A new report from the World Gold Council found that demand for the precious metal rallied in the fourth quarter of 2017, but not enough to offset the decline in demand that occurred earlier in the year, after a strong 2016. “Gold demand rallied in the closing months of 2017, gaining 6% year-on-year (y-o-y) to 1,095.8 tonnes (t) in Q4,” according to the report. “But it was too little, too late: full year demand fell by 7% to 4,071.7t.”
Exchange Traded Fund inflows were positive, but couldn’t keep up the blistering pace set in 2016. “Annual ETF inflows added 202.8t to demand, around one-third of 2016’s inflows,” said the council. Most of the demand came from investors on the European continent. “European-listed ETFs accounted for 73 percent of net inflows, with investors keenly attuned to geopolitics and negative interest rates,” the council noted.
Meanwhile, central banks added 371.4 tonnes to global official gold reserves, down 5 percent down from 2016’s net purchases. “Turkey and Russia were the most prominent of the central bank buyers,” the report pointed out.
Also, bar investment was broadly stable, while coin investment slid 10 percent, the report noted. “Weakness in the sector was largely explained by a sharp drop in US demand to a 10-year low of 39.4t, which exceeded strong gains in both China and Turkey,” the council said.

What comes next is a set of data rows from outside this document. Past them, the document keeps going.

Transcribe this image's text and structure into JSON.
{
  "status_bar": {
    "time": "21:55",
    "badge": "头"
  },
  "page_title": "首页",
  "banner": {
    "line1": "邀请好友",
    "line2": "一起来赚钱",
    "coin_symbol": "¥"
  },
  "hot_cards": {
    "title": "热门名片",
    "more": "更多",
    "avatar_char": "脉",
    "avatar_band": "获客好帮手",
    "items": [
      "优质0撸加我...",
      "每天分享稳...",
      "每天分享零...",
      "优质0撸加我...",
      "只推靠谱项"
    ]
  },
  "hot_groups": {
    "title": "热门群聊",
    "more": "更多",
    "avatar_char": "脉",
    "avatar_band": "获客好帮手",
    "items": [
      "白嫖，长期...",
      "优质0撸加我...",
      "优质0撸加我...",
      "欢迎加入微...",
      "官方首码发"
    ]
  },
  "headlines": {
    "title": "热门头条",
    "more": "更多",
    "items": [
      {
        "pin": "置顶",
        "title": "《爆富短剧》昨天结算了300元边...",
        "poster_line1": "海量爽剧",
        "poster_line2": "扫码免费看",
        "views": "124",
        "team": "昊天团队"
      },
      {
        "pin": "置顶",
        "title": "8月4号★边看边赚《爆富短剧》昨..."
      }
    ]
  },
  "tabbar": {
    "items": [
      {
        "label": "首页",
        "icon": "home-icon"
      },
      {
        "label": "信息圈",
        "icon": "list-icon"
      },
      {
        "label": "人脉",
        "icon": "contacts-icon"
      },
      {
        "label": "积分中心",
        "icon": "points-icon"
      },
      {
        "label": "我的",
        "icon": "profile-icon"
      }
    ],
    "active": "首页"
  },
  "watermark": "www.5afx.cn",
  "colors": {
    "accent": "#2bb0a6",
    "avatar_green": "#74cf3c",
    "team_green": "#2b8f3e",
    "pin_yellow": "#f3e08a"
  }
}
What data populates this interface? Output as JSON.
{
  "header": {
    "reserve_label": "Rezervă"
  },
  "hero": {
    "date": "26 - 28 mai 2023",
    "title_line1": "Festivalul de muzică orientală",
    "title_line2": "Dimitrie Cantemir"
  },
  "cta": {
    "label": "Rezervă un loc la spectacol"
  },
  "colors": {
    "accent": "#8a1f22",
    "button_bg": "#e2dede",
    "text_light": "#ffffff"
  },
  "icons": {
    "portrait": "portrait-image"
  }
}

The drop in US demand was undoubtedly influenced by strong stock market performance.
India and China led a 4 percent recovery in jewelry demand, the first annual increase since 2013. However, according to the council, “the sector remains weak in a historical context.” Elsewhere, increased use of gold in smartphones and vehicles due to the prevalence of new-generation features sparked the first year of growth in technology demand since 2010.
Meanwhile, mine production inched to a record high of 3,268.7 tonnes, while recycling fell 10 percent. Total supply dipped 4 percent to 4,398.4 tonnes.